We firstly build with gazebo and you can check lynx_gazebo/obs_model, but with better controller of MoveIt, we convert to use the .scene to add it. We use the map information in lab2 and create the scence file
for instance, the map2 obstacles:
block 150 60 -50.0 400 66.7 350.0
block 150 -66.7 -50.0 400 -60 350.0
Then we convert to moveit scene form: (in lynx_moveit/scenes/obs2.scene).
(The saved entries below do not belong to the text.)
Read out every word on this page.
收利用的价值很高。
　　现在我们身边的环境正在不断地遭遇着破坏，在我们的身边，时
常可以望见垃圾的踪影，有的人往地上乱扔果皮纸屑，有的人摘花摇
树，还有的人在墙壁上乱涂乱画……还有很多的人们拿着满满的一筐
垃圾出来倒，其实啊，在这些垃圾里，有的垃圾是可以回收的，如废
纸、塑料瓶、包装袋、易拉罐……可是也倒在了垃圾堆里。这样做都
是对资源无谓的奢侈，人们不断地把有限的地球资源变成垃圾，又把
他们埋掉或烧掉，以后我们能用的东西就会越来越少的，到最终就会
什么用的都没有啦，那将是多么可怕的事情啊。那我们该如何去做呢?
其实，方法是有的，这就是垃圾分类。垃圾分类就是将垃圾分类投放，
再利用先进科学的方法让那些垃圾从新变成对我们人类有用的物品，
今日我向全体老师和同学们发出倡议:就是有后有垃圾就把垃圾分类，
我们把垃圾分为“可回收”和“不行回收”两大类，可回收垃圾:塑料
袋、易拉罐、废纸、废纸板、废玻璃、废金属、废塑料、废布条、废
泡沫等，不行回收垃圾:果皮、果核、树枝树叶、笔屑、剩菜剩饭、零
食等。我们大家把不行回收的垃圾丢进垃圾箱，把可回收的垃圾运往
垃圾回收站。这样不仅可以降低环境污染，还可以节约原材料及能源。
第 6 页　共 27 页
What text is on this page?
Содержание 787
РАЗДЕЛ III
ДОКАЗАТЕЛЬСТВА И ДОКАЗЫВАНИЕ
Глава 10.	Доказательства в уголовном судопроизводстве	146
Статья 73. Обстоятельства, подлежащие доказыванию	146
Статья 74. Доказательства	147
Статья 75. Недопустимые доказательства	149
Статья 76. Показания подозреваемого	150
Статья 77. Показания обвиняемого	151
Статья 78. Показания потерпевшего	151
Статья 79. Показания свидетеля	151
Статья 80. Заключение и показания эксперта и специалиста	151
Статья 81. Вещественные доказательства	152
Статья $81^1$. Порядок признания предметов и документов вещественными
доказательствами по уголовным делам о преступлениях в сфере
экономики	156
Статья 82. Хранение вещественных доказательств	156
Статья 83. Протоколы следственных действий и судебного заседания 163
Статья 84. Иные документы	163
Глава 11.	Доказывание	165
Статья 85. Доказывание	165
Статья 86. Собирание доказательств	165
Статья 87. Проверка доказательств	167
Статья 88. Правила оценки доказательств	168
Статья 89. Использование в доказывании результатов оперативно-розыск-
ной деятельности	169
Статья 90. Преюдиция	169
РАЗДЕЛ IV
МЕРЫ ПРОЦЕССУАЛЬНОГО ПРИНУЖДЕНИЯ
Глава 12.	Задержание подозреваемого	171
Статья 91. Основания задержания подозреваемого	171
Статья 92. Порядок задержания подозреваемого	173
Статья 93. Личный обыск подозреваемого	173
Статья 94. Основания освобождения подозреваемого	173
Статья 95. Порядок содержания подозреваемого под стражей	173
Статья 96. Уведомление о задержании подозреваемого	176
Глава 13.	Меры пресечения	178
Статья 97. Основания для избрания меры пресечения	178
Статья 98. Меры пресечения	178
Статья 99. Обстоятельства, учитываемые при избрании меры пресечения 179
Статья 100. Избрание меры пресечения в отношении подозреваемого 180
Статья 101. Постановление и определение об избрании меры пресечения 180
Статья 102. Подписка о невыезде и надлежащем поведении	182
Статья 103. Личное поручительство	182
For each box, row 1 is the the size of the obstacles and row 2 is the center of the obstacles.
obs2
* obs2
2
box
0.25 0.0067 0.4
0.275 -0.06335 0.2
0 0 0 1
0 0 0 0
box
0.25 0.0067 0.4
0.275 0.06335 0.2
0 0 0 1
0 0 0 0
.
Finally, we add it to demo.launch
<arg name="scene_file" default="$(find lynx_moveit)/scenes/obs2.scene"/>
<node name = "moveit_publish_scene_from_text" pkg= "moveit_ros_planning" type = "moveit_publish_scene_from_text" args= "$(arg scene_file)"/>
When you relaunch the demo.launch, you can see the obstacles in the environment, we set map1 and map2 in it:
The moveit has its default planning method, and we use different paths computed from previous labs and SST to test our result on it.
You can run this command, and it will perform these four methods accordingly
rosrun lynx_planning motion_planning.py
The terminal will appear this:
[ INFO] [1588644280.556859246]: Ready to take commands for planning group arm.
[INFO] [1588644283.663095]: The current joints state is:
[ 0. 0. 0. 0. 0. 0.]
[INFO] [1588644283.863290]: The current joints state is:
[ 0. 0. 0. 0. 0. 0.]
[INFO] [1588644285.463268]: The current joints state is:
[ 2.00000000e-01 2.22044600e-16 0.00000000e+00 0.00000000e+00
0.00000000e+00 0.00000000e+00]
[INFO] [1588644287.062594]: The current joints state is:
[ 4.00000000e-01 2.22044600e-16 0.00000000e+00 0.00000000e+00
0.00000000e+00 0.00000000e+00]
[INFO] [1588644288.663085]: The current joints state is:
[ 6.00000000e-01 2.22044600e-16 0.00000000e+00 0.00000000e+00
0.00000000e+00 0.00000000e+00]
[INFO] [1588644290.263303]: The current joints state is:
[ 8.00000000e-01 2.22044600e-16 0.00000000e+00 0.00000000e+00
0.00000000e+00 0.00000000e+00]
[INFO] [1588644291.863217]: The current joints state is:
[ 1.00000000e+00 2.22044600e-16 0.00000000e+00 0.00000000e+00
0.00000000e+00 0.00000000e+00]
[INFO] [1588644293.663698]: The current joints state is:
[ 1.20000000e+00 2.22044600e-16 0.00000000e+00 0.00000000e+00
0.00000000e+00 0.00000000e+00]
[INFO] [1588644293.863530]: The current joints state is:
[ 1.2 0. 0. 0. 0. 0. ]
[INFO] [1588644294.063726]: The current joints state is:
[ 1.2 0. 0. 0. 0. 0. ]
[INFO] [1588644294.563793]: Astar Planning is Finished !
Actually in the matlab simulator, we consider the Lynxmotion robot as lines with extended edges and does not include more contour information.(Our lab2 code consider it as a box, but it is not completely the same as real situation.) Therefore, the map2 planning looks harder to perform in this simulation.